# Heard my first limited atonement sermon!



## Kim G (Apr 20, 2009)

My husband and I have been going to a reformed church since September, and yesterday morning our pastor preached a message called "For Whom Did Christ Die?"

It was the first time we had heard a sermon on limited atonement, and it was wonderful! I think I took three times as many notes as usual.  I just want to praise God for clear Scriptural teaching.

The sermon should be on our church website sometime today (see link below). I'm thinking about sending it to my non-reformed parents to see what they have to say. It's a very gracious message so the style could not offend.


----------



## PresbyDane (Apr 20, 2009)

Great News I am glad for you


----------



## LawrenceU (Apr 20, 2009)

Bully for your pastor!

Too many reformed pastors shy away from the all fear inducing 'L'.


----------



## Berean (Apr 20, 2009)

Just downloaded it. Thanks!


----------



## Scott1 (Apr 20, 2009)

The "L" is often the most difficult to understand of "the five points." It's often because one does not understand (or finds hard to accept) the truth of the "T."

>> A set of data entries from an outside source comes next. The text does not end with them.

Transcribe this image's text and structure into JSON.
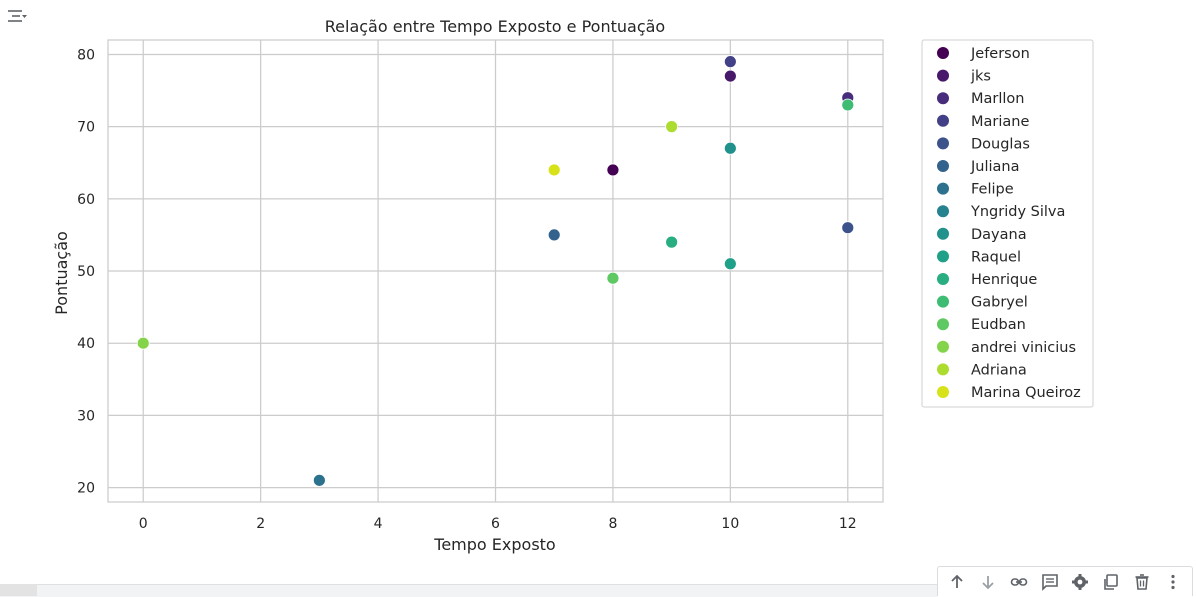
{
  "toolbar": {
    "buttons": [
      {
        "name": "move-up-button",
        "icon": "arrow-up-icon"
      },
      {
        "name": "move-down-button",
        "icon": "arrow-down-icon"
      },
      {
        "name": "link-button",
        "icon": "link-icon"
      },
      {
        "name": "comment-button",
        "icon": "comment-icon"
      },
      {
        "name": "settings-button",
        "icon": "gear-icon"
      },
      {
        "name": "mirror-cell-button",
        "icon": "mirror-icon"
      },
      {
        "name": "delete-button",
        "icon": "trash-icon"
      },
      {
        "name": "more-button",
        "icon": "more-vert-icon"
      }
    ]
  },
  "chart_data": {
    "type": "scatter",
    "title": "Relação entre Tempo Exposto e Pontuação",
    "xlabel": "Tempo Exposto",
    "ylabel": "Pontuação",
    "xlim": [
      -0.6,
      12.6
    ],
    "ylim": [
      18,
      82
    ],
    "xticks": [
      0,
      2,
      4,
      6,
      8,
      10,
      12
    ],
    "yticks": [
      20,
      30,
      40,
      50,
      60,
      70,
      80
    ],
    "grid": true,
    "legend_position": "outside-right",
    "series": [
      {
        "name": "Jeferson",
        "color": "#440154",
        "points": [
          {
            "x": 8,
            "y": 64
          }
        ]
      },
      {
        "name": "jks",
        "color": "#48186a",
        "points": [
          {
            "x": 10,
            "y": 77
          }
        ]
      },
      {
        "name": "Marllon",
        "color": "#472d7b",
        "points": [
          {
            "x": 12,
            "y": 74
          }
        ]
      },
      {
        "name": "Mariane",
        "color": "#424086",
        "points": [
          {
            "x": 10,
            "y": 79
          }
        ]
      },
      {
        "name": "Douglas",
        "color": "#3b528b",
        "points": [
          {
            "x": 12,
            "y": 56
          }
        ]
      },
      {
        "name": "Juliana",
        "color": "#33638d",
        "points": [
          {
            "x": 7,
            "y": 55
          }
        ]
      },
      {
        "name": "Felipe",
        "color": "#2c728e",
        "points": [
          {
            "x": 3,
            "y": 21
          }
        ]
      },
      {
        "name": "Yngridy Silva",
        "color": "#26828e",
        "points": []
      },
      {
        "name": "Dayana",
        "color": "#21918c",
        "points": [
          {
            "x": 10,
            "y": 67
          }
        ]
      },
      {
        "name": "Raquel",
        "color": "#1fa088",
        "points": [
          {
            "x": 10,
            "y": 51
          }
        ]
      },
      {
        "name": "Henrique",
        "color": "#28ae80",
        "points": [
          {
            "x": 9,
            "y": 54
          }
        ]
      },
      {
        "name": "Gabryel",
        "color": "#3fbc73",
        "points": [
          {
            "x": 12,
            "y": 73
          }
        ]
      },
      {
        "name": "Eudban",
        "color": "#5ec962",
        "points": [
          {
            "x": 8,
            "y": 49
          }
        ]
      },
      {
        "name": "andrei vinicius",
        "color": "#84d44b",
        "points": [
          {
            "x": 0,
            "y": 40
          }
        ]
      },
      {
        "name": "Adriana",
        "color": "#addc30",
        "points": [
          {
            "x": 9,
            "y": 70
          }
        ]
      },
      {
        "name": "Marina Queiroz",
        "color": "#d8e219",
        "points": [
          {
            "x": 7,
            "y": 64
          }
        ]
      }
    ]
  }
}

As one understands they have absolutely nothing to do with initiating salvation, the marvel of God's grace settles in. Then, the assurance that comes knowing that, as one did nothing to be saved, there is nothing they can do to lose it.

This is real cause for a lifetime of awe and praise of our God!


----------



## Idelette (Apr 20, 2009)

Thanks for posting this sermon!


----------



## nicnap (Apr 20, 2009)

Kim G said:


> It's a very gracious message so the style could not offend.

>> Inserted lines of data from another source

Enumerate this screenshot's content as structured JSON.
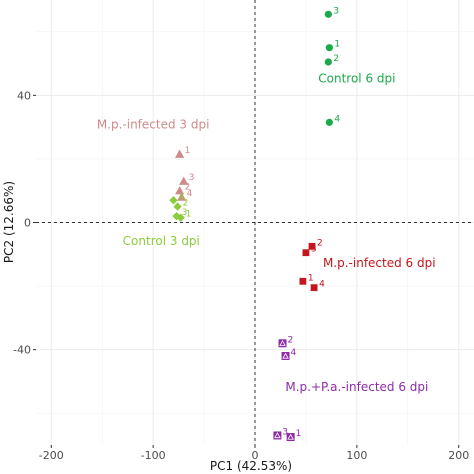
{
  "chart_data": {
    "type": "scatter",
    "xlabel": "PC1 (42.53%)",
    "ylabel": "PC2 (12.66%)",
    "xlim": [
      -215,
      215
    ],
    "ylim": [
      -70,
      70
    ],
    "x_ticks": [
      -200,
      -100,
      0,
      100,
      200
    ],
    "y_ticks": [
      -40,
      0,
      40
    ],
    "grid": true,
    "reference_lines": {
      "x": 0,
      "y": 0,
      "style": "dashed"
    },
    "groups": [
      {
        "name": "Control 6 dpi",
        "color": "#1aaa4a",
        "marker": "circle",
        "label_pos": [
          100,
          44
        ],
        "points": [
          {
            "x": 72,
            "y": 65.5,
            "label": "3"
          },
          {
            "x": 73,
            "y": 55,
            "label": "1"
          },
          {
            "x": 72,
            "y": 50.5,
            "label": "2"
          },
          {
            "x": 73,
            "y": 31.5,
            "label": "4"
          }
        ]
      },
      {
        "name": "M.p.-infected  3 dpi",
        "color": "#d08a8a",
        "marker": "triangle",
        "label_pos": [
          -100,
          29.5
        ],
        "points": [
          {
            "x": -74,
            "y": 21.5,
            "label": "1"
          },
          {
            "x": -70,
            "y": 13,
            "label": "3"
          },
          {
            "x": -74,
            "y": 10,
            "label": "2"
          },
          {
            "x": -72,
            "y": 8,
            "label": "4"
          }
        ]
      },
      {
        "name": "Control 3 dpi",
        "color": "#8ccc3c",
        "marker": "diamond",
        "label_pos": [
          -92,
          -7
        ],
        "points": [
          {
            "x": -80,
            "y": 7,
            "label": "4"
          },
          {
            "x": -76,
            "y": 5,
            "label": "2"
          },
          {
            "x": -77,
            "y": 2,
            "label": "3"
          },
          {
            "x": -73,
            "y": 1.5,
            "label": "1"
          }
        ]
      },
      {
        "name": "M.p.-infected  6 dpi",
        "color": "#c4161c",
        "marker": "square",
        "label_pos": [
          122,
          -14
        ],
        "points": [
          {
            "x": 56,
            "y": -7.5,
            "label": "2"
          },
          {
            "x": 50,
            "y": -9.5,
            "label": "3"
          },
          {
            "x": 47,
            "y": -18.5,
            "label": "1"
          },
          {
            "x": 58,
            "y": -20.5,
            "label": "4"
          }
        ]
      },
      {
        "name": "M.p.+P.a.-infected  6 dpi",
        "color": "#8e2ca8",
        "marker": "boxed-triangle",
        "label_pos": [
          100,
          -53
        ],
        "points": [
          {
            "x": 27,
            "y": -38,
            "label": "2"
          },
          {
            "x": 30,
            "y": -42,
            "label": "4"
          },
          {
            "x": 22,
            "y": -67,
            "label": "3"
          },
          {
            "x": 35,
            "y": -67.5,
            "label": "1"
          }
        ]
      }
    ]
  }
}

Oh, the style may not offend, but if it is clear, Biblical teaching, it will more than likely offend - don't worry about it though. From my experience, they will just forget about it, until you bring it up again. 

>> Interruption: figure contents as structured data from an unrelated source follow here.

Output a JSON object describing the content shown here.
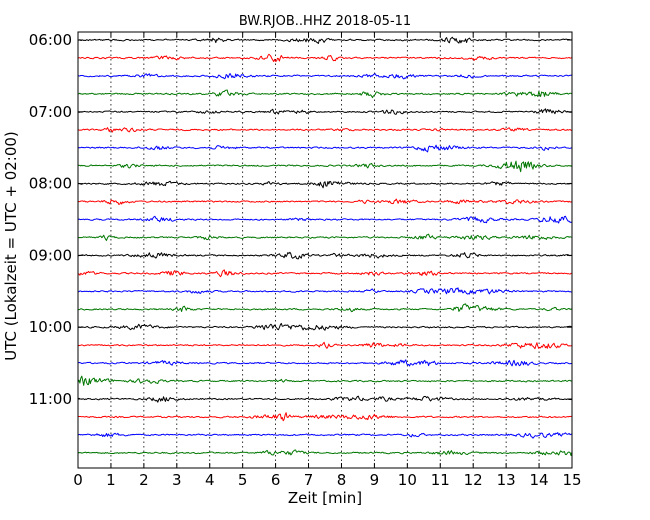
{
  "chart_data": {
    "type": "line",
    "subtype": "seismic-dayplot",
    "title": "BW.RJOB..HHZ 2018-05-11",
    "xlabel": "Zeit  [min]",
    "ylabel": "UTC (Lokalzeit = UTC + 02:00)",
    "xlim": [
      0,
      15
    ],
    "xticks": [
      0,
      1,
      2,
      3,
      4,
      5,
      6,
      7,
      8,
      9,
      10,
      11,
      12,
      13,
      14,
      15
    ],
    "xtick_labels": [
      "0",
      "1",
      "2",
      "3",
      "4",
      "5",
      "6",
      "7",
      "8",
      "9",
      "10",
      "11",
      "12",
      "13",
      "14",
      "15"
    ],
    "grid": {
      "x": true,
      "y": false,
      "style": "dotted"
    },
    "interval_minutes": 15,
    "start_time": "06:00",
    "trace_count": 24,
    "color_cycle": [
      "#000000",
      "#ff0000",
      "#0000ff",
      "#007700"
    ],
    "ytick_labels": [
      {
        "row": 0,
        "label": "06:00"
      },
      {
        "row": 4,
        "label": "07:00"
      },
      {
        "row": 8,
        "label": "08:00"
      },
      {
        "row": 12,
        "label": "09:00"
      },
      {
        "row": 16,
        "label": "10:00"
      },
      {
        "row": 20,
        "label": "11:00"
      }
    ]
  }
}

I have been working in Reformed doctrine into my family for some time (bought my mom and brother Reformation Study Bibles - have been handing out Reformed literature [_Putting Amazing Back Into Grace_ and some Reformed Baptist stuff seeing as I left the Baptists, I didn't want my family to think that Presbyterian were the only ones who held such soteriology].) Anyway, I wish you well in your endeavors, and will pray that the Lord would open their eyes to understand.


----------



## Geneva (Apr 20, 2009)

Kim G said:


> My husband and I have been going to a reformed church since September, and yesterday morning our pastor preached a message called "For Whom Did Christ Die?"
> 
> It was the first time we had heard a sermon on limited atonement, and it was wonderful! I think I took three times as many notes as usual.  I just want to praise God for clear Scriptural teaching.
> 
> The sermon should be on our church website sometime today (see link below). I'm thinking about sending it to my non-reformed parents to see what they have to say. It's a very gracious message so the style could not offend.



That is really great. Tell your pastor "GREAT JOB!" There are far too many pastors that lean toward reformed doctrine but are afraid to come out of the closet. And what's more important is that he was willing to tackle one of the most reviled points of Calvinism.


----------